«Все-таки попробуй, если тебя разбирает злость, мысленно снять шляпу перед Богом за великолепную сложность человеческого организма. Разве трудно отдать дружеский благодарственный поклон такому несравненному Художнику? Неужели не подмывает обнажить голову перед Тем, Чьи пути могут быть и неисповедимы, и совершенно понятны – смотря как Он пожелает? О Господи, ну и Бог же у нас!.. От этого приема с одной ноздрей можно запросто в одну минуту отказаться, как только научишься полностью и до конца доверяться Богу в том, что касается дыхания, слуха и других функций организма; однако мы всего лишь люди, и по части такого доверия в обычных, не отчаянных обстоятельствах у нас слабовато. Это свое прискорбное неумение безоглядно полагаться на Бога нам приходится возмещать собственными сомнительными измышлениями, только они вовсе и не наши, эти измышления, – вот что забавно; эти сомнительные измышления тоже – Его! Таково мое личное просвещенное мнение, но оно взято совсем не с потолка».
Говоря о книгах разных авторов, Симор (Сэлинджер) замечает:
«Вот где полезно и пристойно перечесть в одиночку чудесную Святую Библию (имеется в виду, по-видимому, Новый завет. –
В заключение письма Симор просит помолиться о них с братом: «Очень прошу вас, как наших любимых родителей, братьев и сестру, прочесть за нас несколько сжатых убедительных молитв».
Американскому безрелигиозному обществу Сэлинджер устами младенца пророчит малоприятные вещи.
«Из этих чудесных крепких, во многих случаях очень красивых мальчиков мало кто достигнет зрелости. Большинство, по моему скорбному мнению, перейдет от молодости прямо в дряхлость. Можно ли на это спокойно смотреть? Сердце кровью обливается. И воспитатели тоже – только одно название что воспитатели. Почти всем им предназначено пройти по жизни, от рождения до смертного праха, сохраняя самые мелочные, жалкие взгляды на все, что происходит во вселенной и вне ее».
Это последнее опубликованное произведение Сэлинджера было встречено американскими критиками глубоким молчанием. Да и что они могли сказать?
Критики были явно разочарованы Сэлинджером. Еще до «Хэпворта» один из них, Ихаб Хассан, будучи, по-видимому, не в восторге от всего творчества Сэлинджера, особенно «нервозно» воспринял последние его три работы («Зуи», «Выше стропила, плотники» и «Симор»), намекая, что они не доставят удовольствия ни читателям, ни критикам. И. Хассан все-таки вынужден был отметить чисто литературные достоинства прозы писателя, новую концепцию формы, склоняющуюся к сюрреализму и даже гиперреализму и пр.

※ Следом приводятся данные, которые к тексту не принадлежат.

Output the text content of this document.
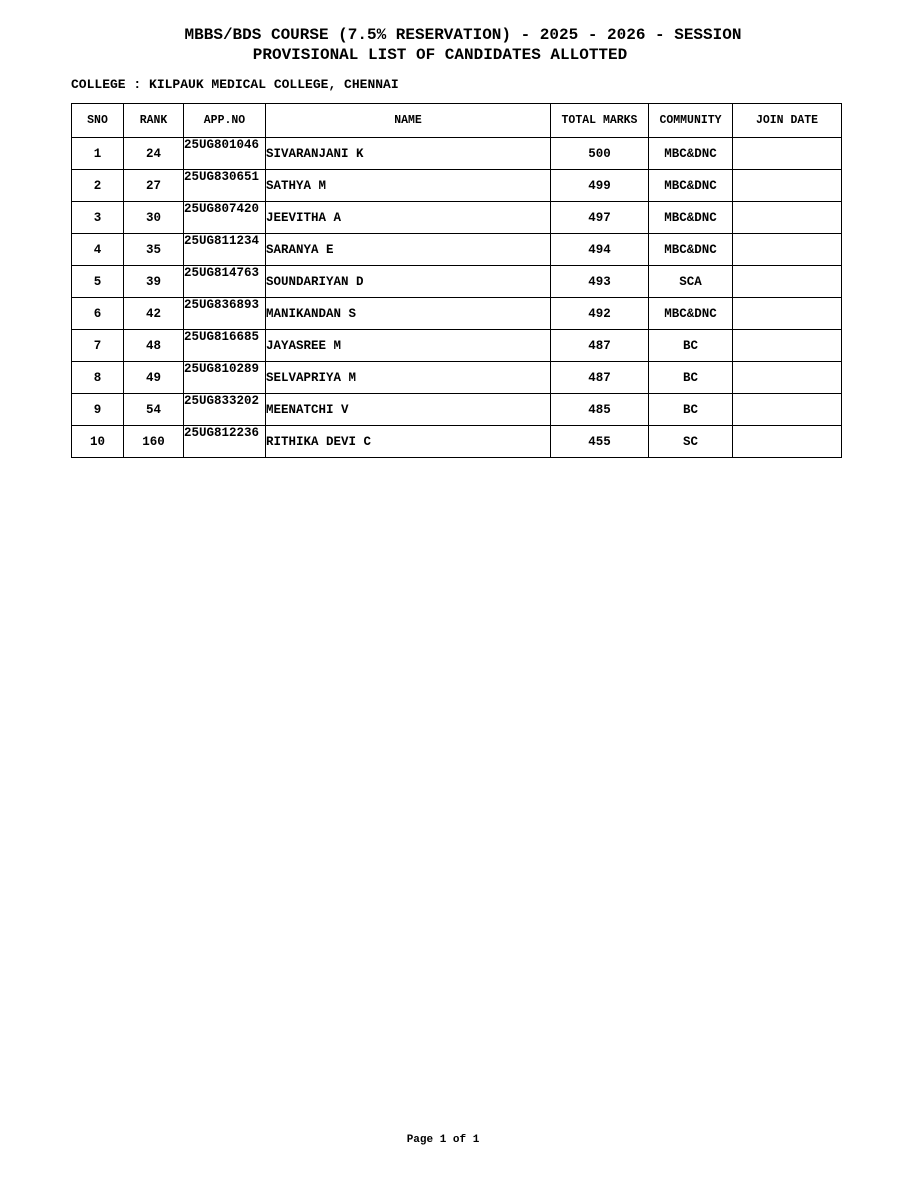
MBBS/BDS COURSE (7.5% RESERVATION) - 2025 - 2026 - SESSION
PROVISIONAL LIST OF CANDIDATES ALLOTTED
COLLEGE : KILPAUK MEDICAL COLLEGE, CHENNAI
SNO	RANK	APP.NO	NAME	TOTAL MARKS	COMMUNITY	JOIN DATE
1	24	25UG801046	SIVARANJANI K	500	MBC&DNC	
2	27	25UG830651	SATHYA M	499	MBC&DNC	
3	30	25UG807420	JEEVITHA A	497	MBC&DNC	
4	35	25UG811234	SARANYA E	494	MBC&DNC	
5	39	25UG814763	SOUNDARIYAN D	493	SCA	
6	42	25UG836893	MANIKANDAN S	492	MBC&DNC	
7	48	25UG816685	JAYASREE M	487	BC	
8	49	25UG810289	SELVAPRIYA M	487	BC	
9	54	25UG833202	MEENATCHI V	485	BC	
10	160	25UG812236	RITHIKA DEVI C	455	SC	
Page 1 of 1
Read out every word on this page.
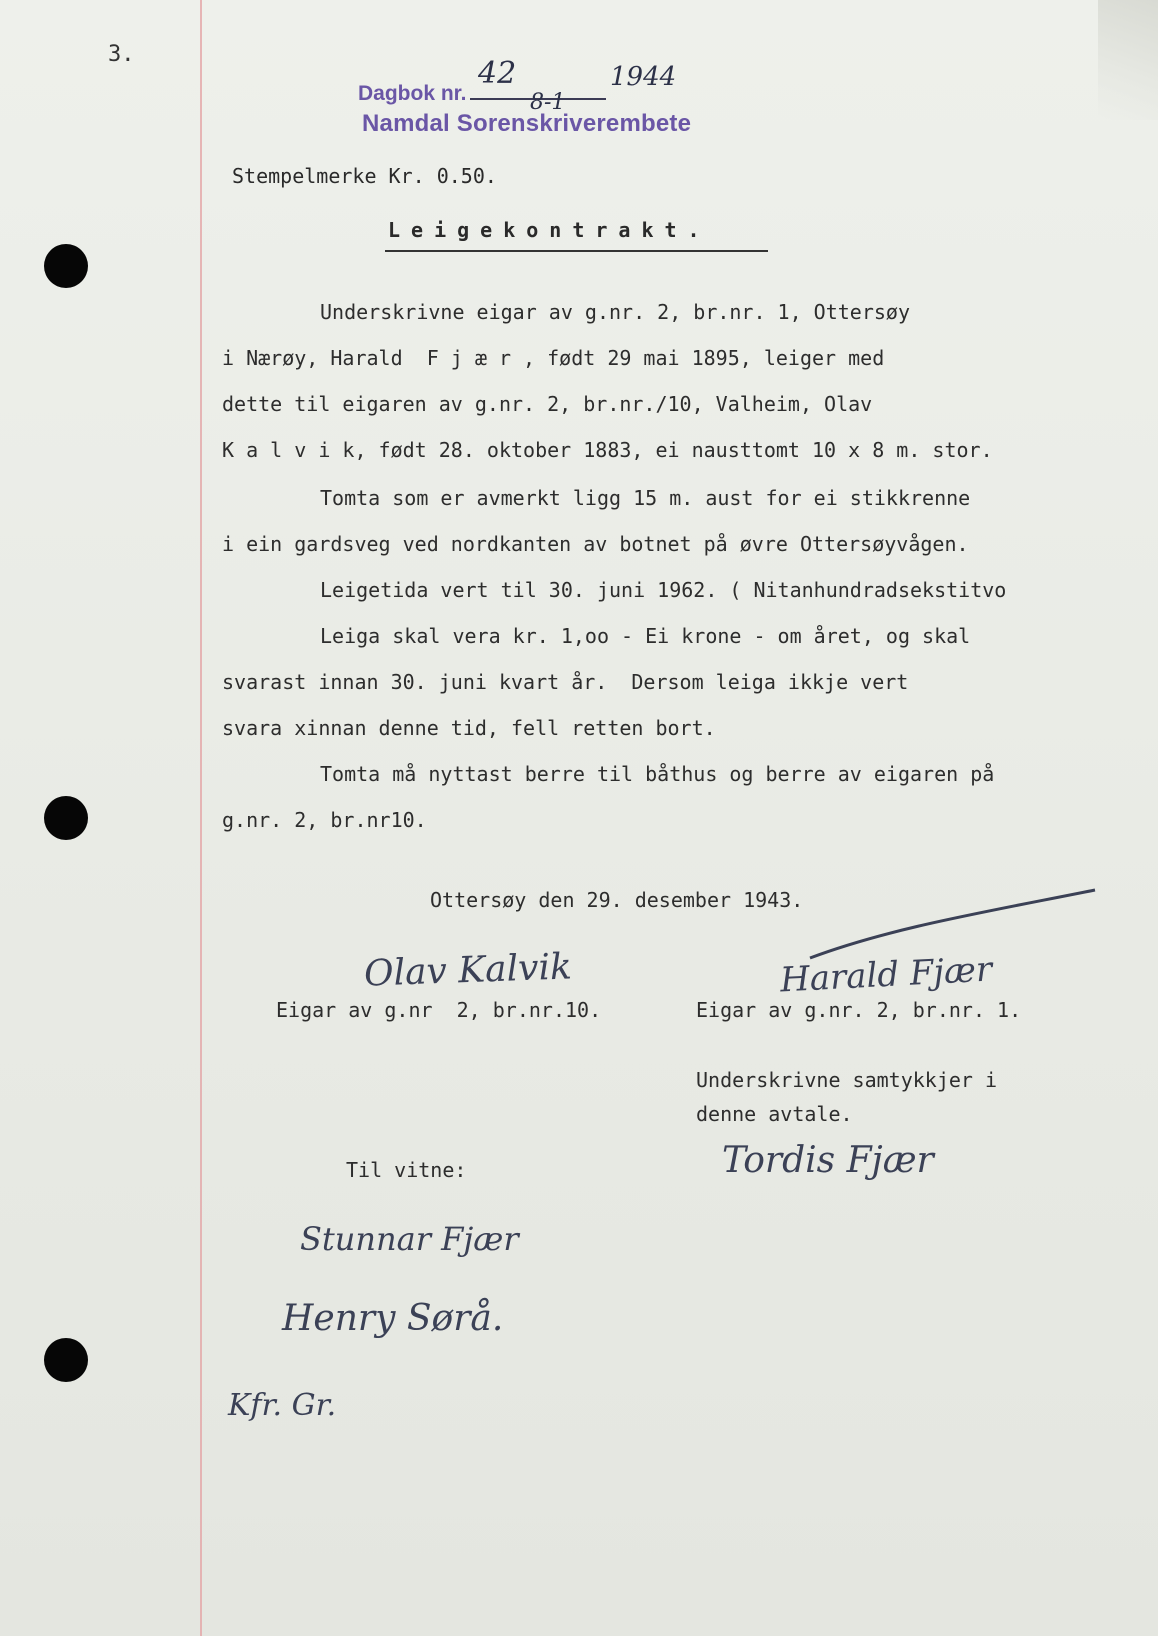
3.
Dagbok nr.
42	1944
8-1
Namdal Sorenskriverembete
Stempelmerke Kr. 0.50.
Leigekontrakt.
Underskrivne eigar av g.nr. 2, br.nr. 1, Ottersøy
i Nærøy, Harald  F j æ r , født 29 mai 1895, leiger med
dette til eigaren av g.nr. 2, br.nr./10, Valheim, Olav
K a l v i k, født 28. oktober 1883, ei nausttomt 10 x 8 m. stor.
Tomta som er avmerkt ligg 15 m. aust for ei stikkrenne
i ein gardsveg ved nordkanten av botnet på øvre Ottersøyvågen.
Leigetida vert til 30. juni 1962. ( Nitanhundradsekstitvo
Leiga skal vera kr. 1,oo - Ei krone - om året, og skal
svarast innan 30. juni kvart år.  Dersom leiga ikkje vert
svara xinnan denne tid, fell retten bort.
Tomta må nyttast berre til båthus og berre av eigaren på
g.nr. 2, br.nr10.
Ottersøy den 29. desember 1943.
Olav Kalvik
Eigar av g.nr  2, br.nr.10.
Harald Fjær
Eigar av g.nr. 2, br.nr. 1.
Underskrivne samtykkjer i
denne avtale.
Tordis Fjær
Til vitne:
Stunnar Fjær
Henry Sørå.
Kfr. Gr.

Указывая, что в творчестве Сэлинджера драматические полюсы: любовь и убожество, религиозное поклонение и ирония, – критик заявляет: «Но теперь ясно, к какому полюсу клонит Сэлинджер: я не вижу причины, чтобы избежать назвать его религиозным писателем. Его идея любви, к которой он имеет преобладающий интерес, полностью духовна, а его прославления жизни очень близки к религиозным».
Значит – избегали-избегали, колебались-колебались назвать Сэлинджера писателем религиозным, а теперь окончательно ясно, куда он клонит. Какова причина, почему избегали? Назвать Сэлинджера религиозным писателем означало в нерелигиозном обществе подвести черту под писательской карьерой автора «Ловца». Мистер Ихаб Хассан, как видим, подвел эту черту первым, огласил приговор. А в «Хэпворте» писатель окончательно открыл свои карты (что можно понимать также: плевать я хотел на вашу карьеру!) – говорить стало вообще не о чем.
Слово «Бог» писатель употребляет уже не как expletive, в его «здоровом», привычном американском смысле, а в его прямом значении. Да еще его Симор (сиречь сам Сэлинджер) призывает к молитве, к славословию. Верный знак, что писатель пошел straight to the dogs, говоря мягко, покатился по наклонной плоскости.
Не помогли и идеи реинкарнации (перевоплощения) и кое-какое религиозное вольнодумство.
Сэлинджер тоже замолчал, он, по-видимому, знал, на что идет и с кем имеет дело, высказался напрямик, больше сказать представителям «зловонной чумы интеллектуализма и лощеной образованности в отсутствие таланта и сострадательной человечности» ему было нечего. Сказал, почти не обинуясь, свое последнее слово и, как истый отшельник, замолчал. Он молчал до своего последнего дня, почти полвека. И это понятно. Общество не исправилось от слова пророка, и так было почти всегда в истории человечества. Пророков, как правило, убивали или изгоняли, обличения неприятны. Покаялись ниневитяне после проповеди Ионы, но это, кажется, исключительный случай.